Gomara pareció reflexionar. Dio una cabezada, torció la boca a un lado y susurró:

– Bueno… Es curioso, pero quizá tenga razón.

– También tiene un orgullo tan desmedido que escupe sobre el peligro. Se cree el centro del mundo.

– No, Méndez. Soy un hombre con más dosis de humildad de lo que usted piensa.

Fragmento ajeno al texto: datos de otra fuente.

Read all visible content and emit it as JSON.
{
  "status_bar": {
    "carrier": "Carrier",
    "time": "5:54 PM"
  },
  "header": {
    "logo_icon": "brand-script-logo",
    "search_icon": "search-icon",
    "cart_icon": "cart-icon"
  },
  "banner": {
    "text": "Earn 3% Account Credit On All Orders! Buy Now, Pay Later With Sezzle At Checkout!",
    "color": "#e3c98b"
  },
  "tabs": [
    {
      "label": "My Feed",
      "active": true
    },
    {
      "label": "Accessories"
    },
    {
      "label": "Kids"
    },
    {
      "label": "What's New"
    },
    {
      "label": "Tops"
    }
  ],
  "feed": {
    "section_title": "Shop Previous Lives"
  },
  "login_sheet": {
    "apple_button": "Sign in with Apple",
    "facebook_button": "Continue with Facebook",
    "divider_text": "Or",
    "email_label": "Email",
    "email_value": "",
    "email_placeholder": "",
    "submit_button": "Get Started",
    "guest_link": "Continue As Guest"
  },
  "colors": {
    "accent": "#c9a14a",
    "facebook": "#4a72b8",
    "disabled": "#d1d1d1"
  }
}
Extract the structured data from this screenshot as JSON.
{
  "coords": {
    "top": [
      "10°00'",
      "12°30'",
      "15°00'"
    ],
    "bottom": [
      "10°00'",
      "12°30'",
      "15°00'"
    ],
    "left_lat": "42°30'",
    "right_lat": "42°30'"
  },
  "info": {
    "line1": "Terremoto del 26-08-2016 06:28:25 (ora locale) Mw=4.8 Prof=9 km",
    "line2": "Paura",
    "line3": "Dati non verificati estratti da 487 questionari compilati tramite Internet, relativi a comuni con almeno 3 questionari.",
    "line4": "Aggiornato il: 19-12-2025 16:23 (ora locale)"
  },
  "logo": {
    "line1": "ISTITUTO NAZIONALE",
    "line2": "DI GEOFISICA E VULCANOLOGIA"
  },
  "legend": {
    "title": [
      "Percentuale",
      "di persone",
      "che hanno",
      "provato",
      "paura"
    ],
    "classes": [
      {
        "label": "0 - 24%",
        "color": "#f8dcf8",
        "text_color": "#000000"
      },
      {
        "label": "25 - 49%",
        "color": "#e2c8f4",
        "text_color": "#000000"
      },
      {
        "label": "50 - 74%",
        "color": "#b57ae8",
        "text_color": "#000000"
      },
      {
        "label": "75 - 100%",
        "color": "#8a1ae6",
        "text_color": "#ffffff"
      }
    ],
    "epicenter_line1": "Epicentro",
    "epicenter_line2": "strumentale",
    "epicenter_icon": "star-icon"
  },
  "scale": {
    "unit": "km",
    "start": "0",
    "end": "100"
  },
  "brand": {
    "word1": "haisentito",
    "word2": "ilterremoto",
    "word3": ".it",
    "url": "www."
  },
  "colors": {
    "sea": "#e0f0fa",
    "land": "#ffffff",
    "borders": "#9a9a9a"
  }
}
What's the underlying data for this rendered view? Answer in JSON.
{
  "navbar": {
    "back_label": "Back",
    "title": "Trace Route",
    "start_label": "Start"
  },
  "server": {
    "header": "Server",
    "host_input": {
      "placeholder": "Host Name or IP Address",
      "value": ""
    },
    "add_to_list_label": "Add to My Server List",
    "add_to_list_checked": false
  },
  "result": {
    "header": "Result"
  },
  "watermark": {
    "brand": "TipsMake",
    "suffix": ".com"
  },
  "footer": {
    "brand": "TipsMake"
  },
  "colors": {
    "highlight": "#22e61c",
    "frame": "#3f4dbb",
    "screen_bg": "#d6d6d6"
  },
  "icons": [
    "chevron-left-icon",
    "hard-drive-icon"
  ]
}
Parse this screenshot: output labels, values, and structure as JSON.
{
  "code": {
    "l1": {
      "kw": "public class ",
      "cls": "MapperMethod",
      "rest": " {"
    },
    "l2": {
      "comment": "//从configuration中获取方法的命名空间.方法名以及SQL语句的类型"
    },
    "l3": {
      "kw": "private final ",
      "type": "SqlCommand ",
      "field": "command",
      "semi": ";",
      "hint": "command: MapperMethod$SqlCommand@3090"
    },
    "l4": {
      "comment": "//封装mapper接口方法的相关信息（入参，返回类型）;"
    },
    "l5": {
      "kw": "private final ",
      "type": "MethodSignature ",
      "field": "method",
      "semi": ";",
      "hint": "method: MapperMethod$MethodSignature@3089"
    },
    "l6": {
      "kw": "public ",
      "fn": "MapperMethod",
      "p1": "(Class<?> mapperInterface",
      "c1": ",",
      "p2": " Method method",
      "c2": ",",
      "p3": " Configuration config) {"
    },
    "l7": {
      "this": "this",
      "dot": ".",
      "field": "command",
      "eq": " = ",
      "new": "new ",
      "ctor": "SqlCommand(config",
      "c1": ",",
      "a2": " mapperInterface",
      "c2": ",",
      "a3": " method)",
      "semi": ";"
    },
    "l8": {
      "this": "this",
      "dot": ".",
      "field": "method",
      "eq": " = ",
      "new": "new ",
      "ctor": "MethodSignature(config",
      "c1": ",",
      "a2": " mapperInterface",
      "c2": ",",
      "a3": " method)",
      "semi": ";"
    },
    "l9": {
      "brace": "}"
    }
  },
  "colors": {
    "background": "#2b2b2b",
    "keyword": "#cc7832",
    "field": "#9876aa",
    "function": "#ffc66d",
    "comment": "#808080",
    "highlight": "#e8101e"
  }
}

– Todos los que se consideran el centro del mundo dicen lo mismo para justificarse. Una vez dieron la mano a un conserje: en consecuencia, son humildes. -Añadió-: Claro que eso es para ellos como una especie de defensa propia.

– Cierto, Méndez, tal vez tenga razón. Pero en mi caso he creado un imperio.

– ¿Para quién, Gomara? En primer lugar fundó su imperio para poder creer en sí mismo. ¿Pero luego para quién?

Gomara vaciló un momento. Al fin musitó:

– Para mi hija.

Méndez guardó silencio. El aire de la habitación había cambiado. Hasta el humo de los habanos se estaba agriando.

– Lo siento, Gomara -musitó-. No hay nada peor que un imperio creado para nadie.